Dem ist nicht zuzustimmen! Dieser Zustand mag bis 1949 so gewesen sein. Mit der Gründung von zwei deutschen Staaten auf dem Gebiet des ehemaligen Deutschen Reiches wurde dieses aber automatisch aufgelöst. Dass die BRD bis 1970 für sich seine Grenzen von 1937 beansprucht hat, ändert nichts daran. Markus Söder bezeichnete die Argumentation der Reichsbürger in der Tagesschau vom 13.11.20 als „völlig absurde Ideen“, die „eine ernsthafte Gefahr für den Staat …“ seien. Die Politik sollte nach fast 50 Jahren dann auch einräumen, dass das DDR-Fernsehen und sein Chefkommentator Karl-Eduard von Schnitzler damals Recht hatten, als sie schon 1973 die Meinung von Markus Söder vertraten.

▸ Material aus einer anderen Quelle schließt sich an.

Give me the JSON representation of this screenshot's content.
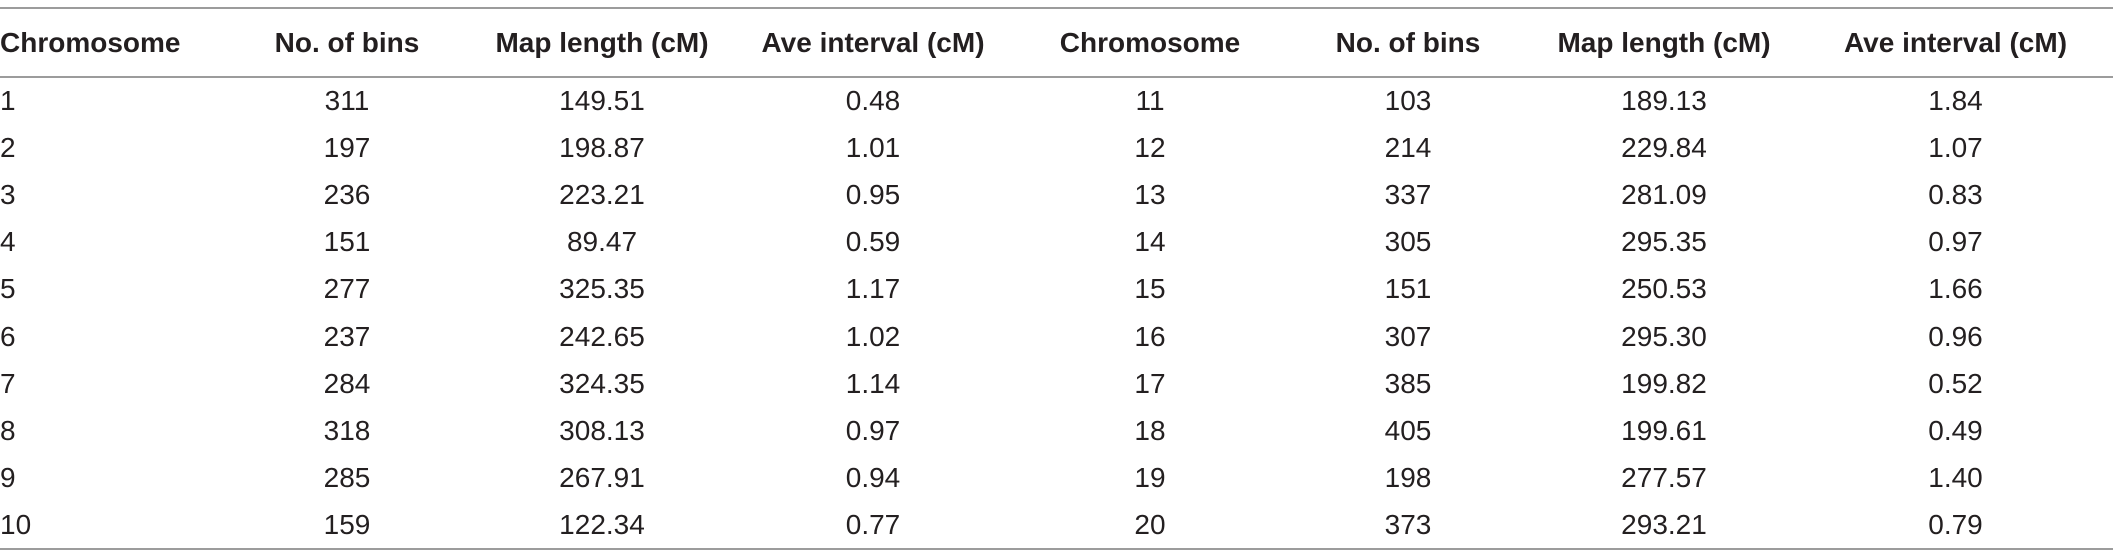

Aber natürlich steht es jedem Bürger frei, die Rückkehr zur Monarchie zu fordern, und diese Forderung mit der Verwendung der Flagge des Kaiserreichs (schwarz-weiß-rot) zu zeigen. Und natürlich darf man Karl-Eduard von Schnitzler und Markus Söder widersprechen und die Meinung des Bundesverfassungsgerichts verteidigen. Deshalb sollen auf dieser Website auch diese Meinungen nicht ausgegrenzt werden. Ihre Vertreter haben das Recht, diese Position darzulegen und man muss mit ihnen reden, und nicht über sie. Diese Website würde ihnen dafür eine Gelegenheit geben. Aktuell ist aber niemand dazu bereit, dieses Anliegen in der Öffentlichkeit zu vertreten. Es kann an dieser Stelle deshalb nur eine virtuelle Diskussion geführt werden.

Es trifft zu, dass die Ernennung von Friedrich Ebert zum Reichskanzler am 8. November 1918 verfassungswidrig war. Der „Kanzler“ des Kaiserreichs war der Leiter der Kanzlei des Kaisers, und nur der Kaiser hatte das Recht, den Kanzler zu ernennen oder zu entlassen. Unter Otto von Bismarck war diese Stellenbeschreibung natürlich ein extremes Understatement. Friedrich Ebert wurde allerdings nicht vom Kaiser ernannt, sondern vom letzten kaiserlichen Kanzler, Prinz Max von Baden. Zuvor hatten die USA, Großbritannien und Frankreich die Abdankung des Kaisers als Voraussetzung für Waffenstillstandsverhandlungen gefordert. Ebert hatte ultimativ verlangt, diese Forderung zu erfüllen und andernfalls mit dem Rückzug der SPD aus der Regierung gedroht. Es gab bereits die Matrosenaufstände in Kiel und Wilhelmshaven, und die SPD-Führung stand unter dem Druck ihrer Basis, sich der Revolution anzuschließen.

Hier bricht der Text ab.